Clinical and Experimental Metastasis 2010 v.27 pp. 591
adenocarcinoma, bioluminescence, cytoplasm, disease diagnosis, gene expression, image analysis, liver, luciferase, lungs, metastasis, mice, models, proteins, secretion, severe combined immunodeficiency, signal peptide
Identifying molecular targets for treatment of pancreatic cancer metastasis is critical due to the high frequency of dissemination prior to diagnosis of this lethal disease. Because the KISS1 metastasis suppressor is expressed at reduced levels in advanced pancreatic cancer, we hypothesized that re-expression of KISS1 would reduce metastases. Highly metastatic S2VP10 cells expressing luciferase (S2VP10L) were transfected with a FLAG-tagged version of KISS1 (KFM), KFMDSS (with deleted secretion signal sequence), or pcDNA3 control plasmid (CP) and expression was confirmed by RTQ-PCR. SCID mice were implanted orthotopically with S2VP10L cells or transfectants and tumor growth and metastases were monitored using bioluminescence imaging.

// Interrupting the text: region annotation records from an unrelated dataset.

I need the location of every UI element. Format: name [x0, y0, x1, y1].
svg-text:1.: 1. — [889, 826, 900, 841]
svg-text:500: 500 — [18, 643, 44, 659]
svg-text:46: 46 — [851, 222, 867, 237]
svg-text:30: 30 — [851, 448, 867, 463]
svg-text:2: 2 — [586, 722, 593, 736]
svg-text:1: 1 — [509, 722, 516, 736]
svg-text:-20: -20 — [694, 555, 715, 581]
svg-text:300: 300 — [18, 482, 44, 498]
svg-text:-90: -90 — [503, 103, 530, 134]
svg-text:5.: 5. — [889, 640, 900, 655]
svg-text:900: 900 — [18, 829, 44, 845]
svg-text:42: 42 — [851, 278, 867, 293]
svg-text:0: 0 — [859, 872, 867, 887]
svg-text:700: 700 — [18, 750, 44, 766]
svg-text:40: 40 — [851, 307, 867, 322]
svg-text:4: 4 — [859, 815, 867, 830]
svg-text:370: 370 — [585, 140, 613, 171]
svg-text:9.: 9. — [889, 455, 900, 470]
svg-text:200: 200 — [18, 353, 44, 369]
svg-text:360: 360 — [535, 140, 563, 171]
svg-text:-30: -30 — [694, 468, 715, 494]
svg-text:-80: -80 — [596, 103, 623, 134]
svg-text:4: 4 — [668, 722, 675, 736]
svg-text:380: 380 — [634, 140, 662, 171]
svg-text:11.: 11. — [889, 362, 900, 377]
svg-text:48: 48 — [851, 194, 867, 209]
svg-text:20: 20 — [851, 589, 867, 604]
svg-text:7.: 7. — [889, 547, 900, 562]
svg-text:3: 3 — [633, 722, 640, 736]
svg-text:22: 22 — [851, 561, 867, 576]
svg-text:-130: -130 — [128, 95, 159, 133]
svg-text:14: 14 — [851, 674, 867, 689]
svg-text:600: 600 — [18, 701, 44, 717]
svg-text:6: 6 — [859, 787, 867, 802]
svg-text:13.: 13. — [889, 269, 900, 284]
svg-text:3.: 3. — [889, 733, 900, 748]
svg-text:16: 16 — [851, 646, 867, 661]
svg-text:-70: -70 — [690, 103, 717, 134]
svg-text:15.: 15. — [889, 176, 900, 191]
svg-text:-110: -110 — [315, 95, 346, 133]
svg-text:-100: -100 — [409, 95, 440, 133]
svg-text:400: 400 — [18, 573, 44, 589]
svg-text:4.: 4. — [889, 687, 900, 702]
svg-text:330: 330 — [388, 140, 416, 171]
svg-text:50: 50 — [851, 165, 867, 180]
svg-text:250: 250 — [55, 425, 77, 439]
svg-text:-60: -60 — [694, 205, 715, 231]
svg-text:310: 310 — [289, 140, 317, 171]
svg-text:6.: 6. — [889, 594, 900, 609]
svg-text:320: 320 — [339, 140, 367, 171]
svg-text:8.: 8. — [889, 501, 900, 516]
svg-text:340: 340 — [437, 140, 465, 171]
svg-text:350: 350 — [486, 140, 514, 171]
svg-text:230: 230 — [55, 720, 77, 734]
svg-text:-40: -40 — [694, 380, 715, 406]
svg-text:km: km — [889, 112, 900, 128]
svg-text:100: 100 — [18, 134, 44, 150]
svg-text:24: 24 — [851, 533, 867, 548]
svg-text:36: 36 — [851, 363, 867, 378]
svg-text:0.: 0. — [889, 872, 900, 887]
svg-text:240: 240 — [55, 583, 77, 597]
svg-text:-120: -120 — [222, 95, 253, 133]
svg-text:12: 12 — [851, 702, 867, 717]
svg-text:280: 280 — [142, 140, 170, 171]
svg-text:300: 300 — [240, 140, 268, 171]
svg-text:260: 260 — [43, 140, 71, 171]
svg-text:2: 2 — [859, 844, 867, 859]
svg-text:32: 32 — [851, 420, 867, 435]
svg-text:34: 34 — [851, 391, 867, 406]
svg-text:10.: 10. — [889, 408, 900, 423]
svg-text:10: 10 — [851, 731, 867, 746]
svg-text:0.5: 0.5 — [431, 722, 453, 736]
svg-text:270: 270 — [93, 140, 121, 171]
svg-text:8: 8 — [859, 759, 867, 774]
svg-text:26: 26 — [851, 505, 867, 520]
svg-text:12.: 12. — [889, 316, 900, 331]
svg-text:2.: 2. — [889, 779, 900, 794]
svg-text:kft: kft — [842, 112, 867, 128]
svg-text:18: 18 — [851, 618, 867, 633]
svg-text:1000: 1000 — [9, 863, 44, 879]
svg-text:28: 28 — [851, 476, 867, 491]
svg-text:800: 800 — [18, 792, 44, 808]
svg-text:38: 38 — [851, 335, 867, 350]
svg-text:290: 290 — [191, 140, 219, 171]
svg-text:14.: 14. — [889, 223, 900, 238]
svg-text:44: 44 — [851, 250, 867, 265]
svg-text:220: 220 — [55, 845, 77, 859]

Mice with S2VP10L-KISS1 tumors developed fewer liver (98%) and lung (99%) metastases than S2VP10L. Unexpectedly, mice with S2VP10L-KFMDSS tumors also had reduced liver and lung metastases, but had more metastases than mice with S2VP10L-KISS. KISS1 protein was found in the cytoplasm of both KFMDSS and KISS1-expressing orthotopic tumors by immunohistochemistry. Metastases were not found in lungs of mice with S2VP10L-KISS1 tumors;whereas, KFMDSS lung sections had regions of concentrated KISS1 staining, suggesting that secretion of KISS1 is needed to reduce metastasis significantly. These data suggest induction of KISS1 expression has potential as an adjuvant treatment for pancreatic cancer.